阪神淡路大震災の際には、1年間で被災地を訪れたボランティアの数は138万人に達したそうです。しかし、昨年1月1日に発生した能登半島地震では、1年間で訪れたボランティアの数は約17万人でした。地震直後、能登半島では道路網が寸断され、交通渋滞が発生。人命救助や物資搬送の緊急車両を優先する必要があったため、石川県の馳浩知事がSNSで「現在、個人のボランティアは受け付けておりません」と発信しました。この発信が「ボランティアを拒否している」と受け止められ、その後のボランティア活動が滞る一因となったようです。

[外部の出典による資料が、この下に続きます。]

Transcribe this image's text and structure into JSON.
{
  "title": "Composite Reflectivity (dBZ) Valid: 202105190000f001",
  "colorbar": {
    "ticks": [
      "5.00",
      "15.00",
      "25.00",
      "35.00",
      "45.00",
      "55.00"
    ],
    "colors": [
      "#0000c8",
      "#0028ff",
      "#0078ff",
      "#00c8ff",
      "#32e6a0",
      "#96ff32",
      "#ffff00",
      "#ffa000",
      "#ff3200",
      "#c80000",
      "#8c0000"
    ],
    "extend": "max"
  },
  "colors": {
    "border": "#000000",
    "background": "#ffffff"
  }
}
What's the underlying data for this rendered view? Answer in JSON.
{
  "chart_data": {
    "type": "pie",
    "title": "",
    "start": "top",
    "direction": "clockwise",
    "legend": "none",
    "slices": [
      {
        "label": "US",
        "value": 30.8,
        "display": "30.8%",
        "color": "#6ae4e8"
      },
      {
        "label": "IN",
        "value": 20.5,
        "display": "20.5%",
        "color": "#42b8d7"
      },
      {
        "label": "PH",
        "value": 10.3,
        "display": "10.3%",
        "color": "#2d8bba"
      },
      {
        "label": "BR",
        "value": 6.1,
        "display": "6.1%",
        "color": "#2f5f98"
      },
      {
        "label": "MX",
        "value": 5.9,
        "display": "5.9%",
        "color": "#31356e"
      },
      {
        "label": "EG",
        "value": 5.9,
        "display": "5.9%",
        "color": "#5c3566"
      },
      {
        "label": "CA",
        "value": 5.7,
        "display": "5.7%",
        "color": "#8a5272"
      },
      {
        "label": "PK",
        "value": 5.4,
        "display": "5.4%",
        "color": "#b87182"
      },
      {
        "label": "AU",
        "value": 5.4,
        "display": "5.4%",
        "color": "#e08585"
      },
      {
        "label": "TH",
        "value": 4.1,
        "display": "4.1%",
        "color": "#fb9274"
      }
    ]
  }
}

能登半島のような地形では、災害時に孤立するリスクが指摘されています。同様の懸念は伊豆半島にも当てはまるでしょう。さらに、もし南海トラフ巨大地震が発生し、広範囲に被害が及んだ場合、外部からの救援や支援が迅速に届かない可能性が高いです。また、行政職員自身が被災する可能性もあるため、必ずしも公助に依存できるとは限りません。

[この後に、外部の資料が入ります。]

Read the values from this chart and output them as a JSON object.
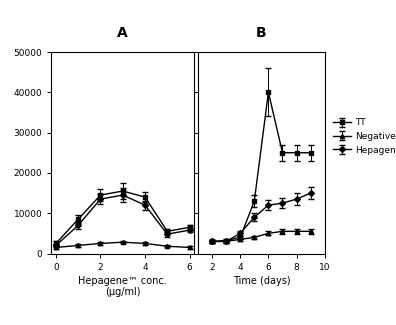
{
  "panel_A": {
    "x": [
      0,
      1,
      2,
      3,
      4,
      5,
      6
    ],
    "TT_y": [
      2500,
      8500,
      14500,
      15500,
      14000,
      5500,
      6500
    ],
    "TT_err": [
      600,
      1000,
      1500,
      2000,
      1200,
      700,
      600
    ],
    "Neg_y": [
      1500,
      2000,
      2500,
      2800,
      2500,
      1800,
      1500
    ],
    "Neg_err": [
      300,
      300,
      300,
      300,
      300,
      300,
      300
    ],
    "Hep_y": [
      2000,
      7000,
      13500,
      14500,
      12000,
      4800,
      5800
    ],
    "Hep_err": [
      400,
      900,
      1300,
      1700,
      1100,
      600,
      550
    ],
    "xlabel": "Hepagene™ conc.\n(μg/ml)",
    "xlim": [
      -0.2,
      6.2
    ],
    "xticks": [
      0,
      2,
      4,
      6
    ]
  },
  "panel_B": {
    "x": [
      2,
      3,
      4,
      5,
      6,
      7,
      8,
      9
    ],
    "TT_y": [
      3000,
      3200,
      4000,
      13000,
      40000,
      25000,
      25000,
      25000
    ],
    "TT_err": [
      300,
      300,
      400,
      1500,
      6000,
      2000,
      2000,
      2000
    ],
    "Neg_y": [
      3000,
      3000,
      3500,
      4000,
      5000,
      5500,
      5500,
      5500
    ],
    "Neg_err": [
      300,
      300,
      350,
      400,
      500,
      600,
      700,
      700
    ],
    "Hep_y": [
      3000,
      3000,
      5000,
      9000,
      12000,
      12500,
      13500,
      15000
    ],
    "Hep_err": [
      300,
      300,
      600,
      1000,
      1200,
      1300,
      1400,
      1500
    ],
    "xlabel": "Time (days)",
    "xlim": [
      1.0,
      10.0
    ],
    "xticks": [
      2,
      4,
      6,
      8,
      10
    ]
  },
  "ylim": [
    0,
    50000
  ],
  "yticks": [
    0,
    10000,
    20000,
    30000,
    40000,
    50000
  ],
  "ytick_labels": [
    "0",
    "10000",
    "20000",
    "30000",
    "40000",
    "50000"
  ],
  "color": "#000000",
  "marker_TT": "s",
  "marker_Neg": "^",
  "marker_Hep": "D",
  "markersize": 3,
  "linewidth": 1.0,
  "panel_A_label": "A",
  "panel_B_label": "B",
  "legend_labels": [
    "TT",
    "Negative",
    "Hepagene"
  ]
}
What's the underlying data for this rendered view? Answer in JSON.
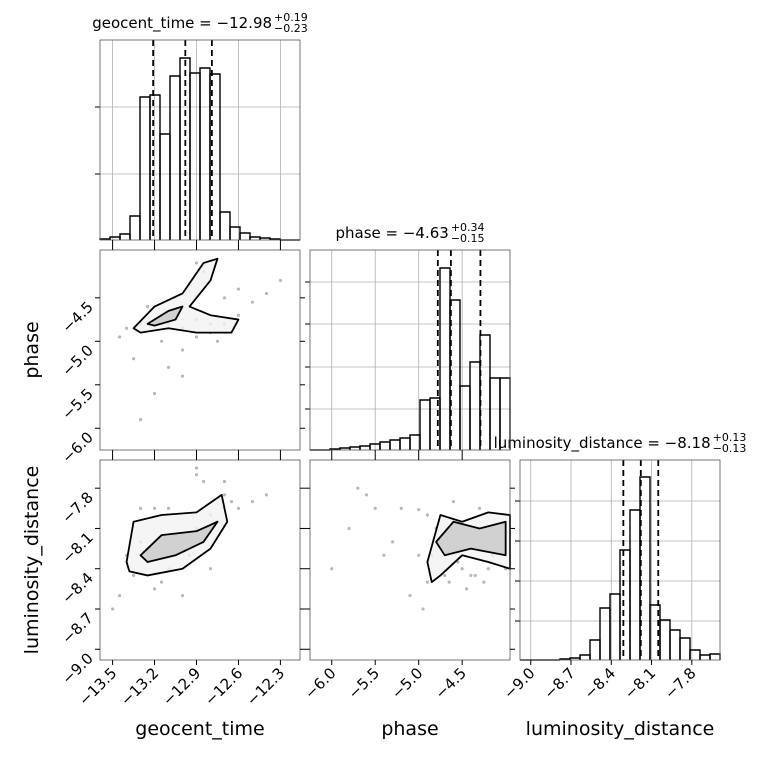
{
  "chart_data": {
    "type": "corner",
    "grid": true,
    "line_color": "#000000",
    "grid_color": "#b0b0b0",
    "scatter_color": "#9a9a9a",
    "contour_fills": [
      "#f2f2f2",
      "#c8c8c8"
    ],
    "parameters": [
      {
        "name": "geocent_time",
        "title": "geocent_time = −12.98",
        "err_plus": "+0.19",
        "err_minus": "−0.23",
        "quantiles": [
          -13.21,
          -12.98,
          -12.79
        ],
        "range": [
          -13.59,
          -12.16
        ],
        "ticks": [
          {
            "value": -13.5,
            "label": "−13.5"
          },
          {
            "value": -13.2,
            "label": "−13.2"
          },
          {
            "value": -12.9,
            "label": "−12.9"
          },
          {
            "value": -12.6,
            "label": "−12.6"
          },
          {
            "value": -12.3,
            "label": "−12.3"
          }
        ],
        "hist": {
          "bins": [
            -13.59,
            -13.5185,
            -13.447,
            -13.3755,
            -13.304,
            -13.2325,
            -13.161,
            -13.0895,
            -13.018,
            -12.9465,
            -12.875,
            -12.8035,
            -12.732,
            -12.6605,
            -12.589,
            -12.5175,
            -12.446,
            -12.3745,
            -12.303,
            -12.2315,
            -12.16
          ],
          "counts": [
            1,
            3,
            6,
            24,
            143,
            145,
            106,
            164,
            182,
            167,
            172,
            166,
            28,
            13,
            7,
            3,
            2,
            1,
            0,
            0
          ],
          "ylim": [
            0,
            200
          ],
          "yticks": [
            66,
            133
          ]
        }
      },
      {
        "name": "phase",
        "title": "phase = −4.63",
        "err_plus": "+0.34",
        "err_minus": "−0.15",
        "quantiles": [
          -4.78,
          -4.63,
          -4.29
        ],
        "range": [
          -6.25,
          -3.95
        ],
        "ticks": [
          {
            "value": -6.0,
            "label": "−6.0"
          },
          {
            "value": -5.5,
            "label": "−5.5"
          },
          {
            "value": -5.0,
            "label": "−5.0"
          },
          {
            "value": -4.5,
            "label": "−4.5"
          }
        ],
        "hist": {
          "bins": [
            -6.25,
            -6.135,
            -6.02,
            -5.905,
            -5.79,
            -5.675,
            -5.56,
            -5.445,
            -5.33,
            -5.215,
            -5.1,
            -4.985,
            -4.87,
            -4.755,
            -4.64,
            -4.525,
            -4.41,
            -4.295,
            -4.18,
            -4.065,
            -3.95
          ],
          "counts": [
            0,
            0,
            1,
            2,
            3,
            4,
            6,
            8,
            10,
            12,
            15,
            50,
            52,
            182,
            150,
            64,
            88,
            115,
            72,
            72
          ],
          "ylim": [
            0,
            200
          ],
          "yticks": [
            41,
            83,
            126,
            168
          ]
        }
      },
      {
        "name": "luminosity_distance",
        "title": "luminosity_distance = −8.18",
        "err_plus": "+0.13",
        "err_minus": "−0.13",
        "quantiles": [
          -8.31,
          -8.18,
          -8.05
        ],
        "range": [
          -9.08,
          -7.59
        ],
        "ticks": [
          {
            "value": -9.0,
            "label": "−9.0"
          },
          {
            "value": -8.7,
            "label": "−8.7"
          },
          {
            "value": -8.4,
            "label": "−8.4"
          },
          {
            "value": -8.1,
            "label": "−8.1"
          },
          {
            "value": -7.8,
            "label": "−7.8"
          }
        ],
        "hist": {
          "bins": [
            -9.08,
            -9.0055,
            -8.931,
            -8.8565,
            -8.782,
            -8.7075,
            -8.633,
            -8.5585,
            -8.484,
            -8.4095,
            -8.335,
            -8.2605,
            -8.186,
            -8.1115,
            -8.037,
            -7.9625,
            -7.888,
            -7.8135,
            -7.739,
            -7.6645,
            -7.59
          ],
          "counts": [
            0,
            0,
            0,
            0,
            1,
            2,
            5,
            20,
            52,
            66,
            110,
            150,
            183,
            55,
            40,
            30,
            22,
            10,
            5,
            6
          ],
          "ylim": [
            0,
            200
          ],
          "yticks": [
            39,
            79,
            119,
            159
          ]
        }
      }
    ],
    "pairs": [
      {
        "scatter": {
          "x": [
            -13.4,
            -13.3,
            -13.2,
            -13.1,
            -13.0,
            -12.9,
            -12.8,
            -13.25,
            -13.05,
            -12.95,
            -12.85,
            -12.9,
            -13.3,
            -13.2,
            -13.1,
            -13.0,
            -12.9,
            -12.8,
            -12.7,
            -12.6,
            -12.5,
            -12.4,
            -12.3,
            -13.35,
            -13.15,
            -12.7,
            -12.6,
            -13.45,
            -13.0,
            -12.75
          ],
          "y": [
            -4.85,
            -4.8,
            -4.75,
            -4.8,
            -4.85,
            -4.75,
            -4.8,
            -4.6,
            -4.5,
            -4.35,
            -4.2,
            -4.1,
            -5.9,
            -5.6,
            -5.3,
            -5.1,
            -4.95,
            -4.9,
            -4.8,
            -4.7,
            -4.55,
            -4.45,
            -4.3,
            -5.2,
            -5.0,
            -4.5,
            -4.4,
            -4.95,
            -5.4,
            -5.0
          ]
        },
        "contours": [
          {
            "x": [
              -13.35,
              -13.2,
              -13.0,
              -12.85,
              -12.75,
              -12.8,
              -12.95,
              -12.8,
              -12.6,
              -12.65,
              -12.9,
              -13.1,
              -13.3
            ],
            "y": [
              -4.85,
              -4.6,
              -4.45,
              -4.1,
              -4.05,
              -4.3,
              -4.6,
              -4.7,
              -4.75,
              -4.9,
              -4.9,
              -4.85,
              -4.9
            ]
          },
          {
            "x": [
              -13.25,
              -13.1,
              -13.0,
              -13.05,
              -13.2
            ],
            "y": [
              -4.8,
              -4.65,
              -4.6,
              -4.75,
              -4.82
            ]
          }
        ]
      },
      {
        "scatter": {
          "x": [
            -13.4,
            -13.3,
            -13.2,
            -13.1,
            -13.0,
            -12.9,
            -12.8,
            -12.7,
            -13.35,
            -13.25,
            -13.15,
            -13.05,
            -12.95,
            -12.85,
            -12.75,
            -12.65,
            -13.45,
            -13.3,
            -13.1,
            -12.9,
            -12.7,
            -12.6,
            -12.5,
            -12.4,
            -13.2,
            -13.0,
            -12.8,
            -12.9,
            -12.85,
            -13.5
          ],
          "y": [
            -8.3,
            -8.2,
            -7.95,
            -8.4,
            -8.25,
            -8.1,
            -8.0,
            -7.85,
            -8.45,
            -8.35,
            -8.5,
            -8.15,
            -8.3,
            -8.2,
            -8.05,
            -7.9,
            -8.6,
            -7.95,
            -7.95,
            -7.7,
            -7.75,
            -7.95,
            -7.9,
            -7.85,
            -8.55,
            -8.6,
            -8.4,
            -7.65,
            -7.75,
            -8.7
          ]
        },
        "contours": [
          {
            "x": [
              -13.4,
              -13.35,
              -13.15,
              -12.9,
              -12.72,
              -12.68,
              -12.8,
              -13.0,
              -13.25,
              -13.38
            ],
            "y": [
              -8.35,
              -8.05,
              -8.0,
              -7.98,
              -7.85,
              -8.05,
              -8.25,
              -8.4,
              -8.45,
              -8.42
            ]
          },
          {
            "x": [
              -13.3,
              -13.15,
              -12.9,
              -12.75,
              -12.85,
              -13.05,
              -13.25
            ],
            "y": [
              -8.3,
              -8.15,
              -8.12,
              -8.05,
              -8.2,
              -8.3,
              -8.35
            ]
          }
        ]
      },
      {
        "scatter": {
          "x": [
            -5.8,
            -5.5,
            -5.3,
            -5.2,
            -5.0,
            -4.9,
            -4.8,
            -4.7,
            -4.6,
            -4.5,
            -4.4,
            -4.3,
            -4.2,
            -4.1,
            -4.0,
            -5.6,
            -5.4,
            -5.1,
            -4.95,
            -4.85,
            -4.65,
            -4.55,
            -4.35,
            -4.25,
            -4.15,
            -6.0,
            -5.7,
            -5.0,
            -4.9,
            -4.45
          ],
          "y": [
            -8.1,
            -7.95,
            -8.2,
            -7.95,
            -7.96,
            -8.5,
            -8.1,
            -8.45,
            -7.9,
            -8.4,
            -8.45,
            -7.95,
            -8.4,
            -8.15,
            -8.4,
            -7.85,
            -8.3,
            -8.6,
            -8.7,
            -8.3,
            -8.5,
            -8.35,
            -8.45,
            -8.5,
            -8.3,
            -8.4,
            -7.8,
            -8.3,
            -8.0,
            -8.55
          ]
        },
        "contours": [
          {
            "x": [
              -4.9,
              -4.75,
              -4.5,
              -4.2,
              -3.95,
              -3.95,
              -4.2,
              -4.5,
              -4.75,
              -4.85
            ],
            "y": [
              -8.35,
              -8.0,
              -8.05,
              -7.98,
              -8.0,
              -8.4,
              -8.35,
              -8.3,
              -8.45,
              -8.5
            ]
          },
          {
            "x": [
              -4.8,
              -4.6,
              -4.3,
              -4.0,
              -4.0,
              -4.4,
              -4.7
            ],
            "y": [
              -8.2,
              -8.05,
              -8.1,
              -8.05,
              -8.3,
              -8.25,
              -8.3
            ]
          }
        ]
      }
    ]
  }
}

では、これまでの災害時、人々はどのような行動を取ったのでしょうか。
阪神淡路大震災では、建物の崩壊や火災が発生し、住宅密集地の道路が塞がれて消防車や救急車が立ち入れない状況も多く見られました。その中で、下敷きになった人々を救い出したのは近隣住民でした。普段から地域の人々の居住状況を把握していたため、お年寄りや障がいを持つ人、乳幼児がいる家庭などをすぐに確認し助けることができたのです。

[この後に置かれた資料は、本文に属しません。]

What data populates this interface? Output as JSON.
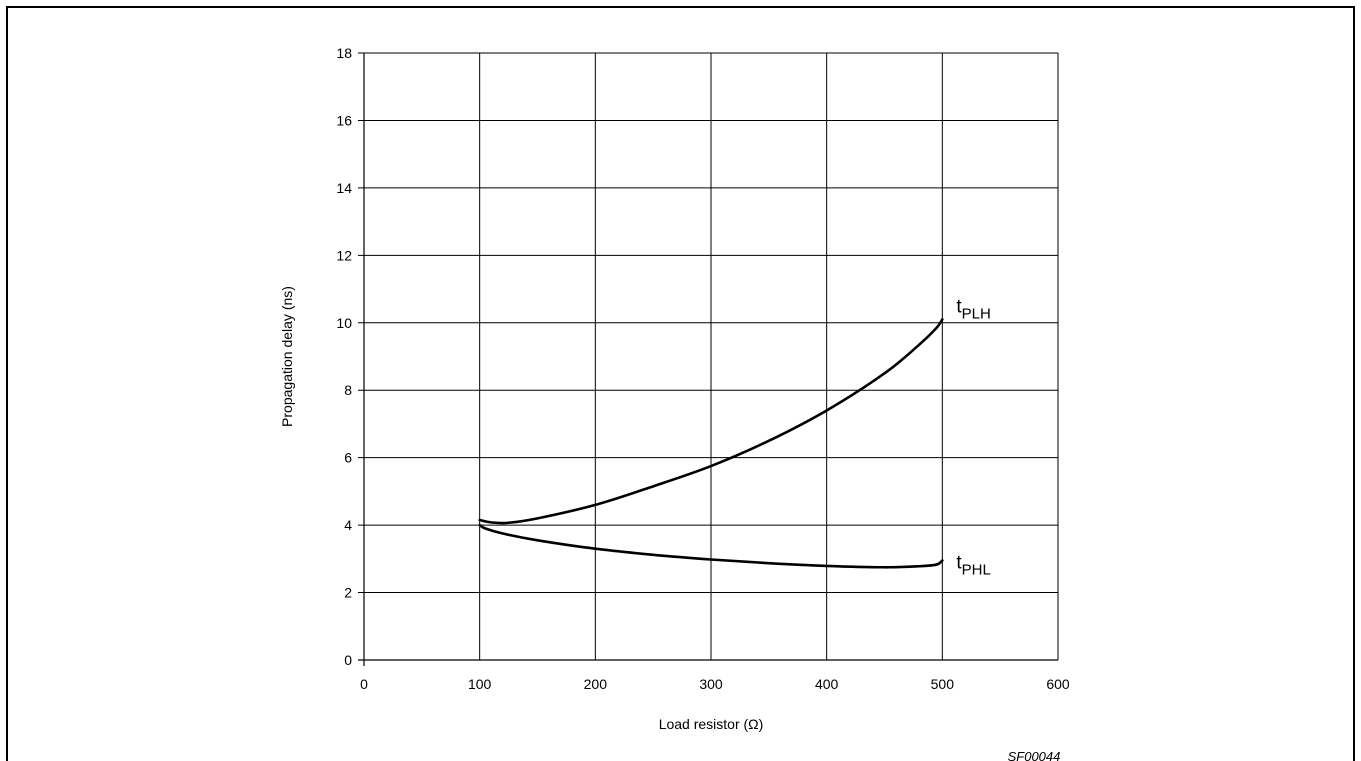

また、東日本大震災では、長期間にわたり物資が届かず、スーパーが開店しても長蛇の列で数時間待たなければならない状況が続きました。その際、近隣住民同士が助け合い、乳幼児がいる家庭や介護が必要な家庭に考慮して買い物をついでに引き受けたり、各家庭が持ち寄った食料を分け合ったりしたという事例もありました。このように、日常的な近所づきあいが災害時に役立ったという声が多く聞かれています。
浜松市は、浜松まつりの影響もあってか、自治会の加入率が90%以上という珍しい地域です。日頃から少し災害時のことを意識し、適度な距離感を保ちながらも近所同士で助け合う関係を築いておくことが、いざというときの助けになるのではないでしょうか。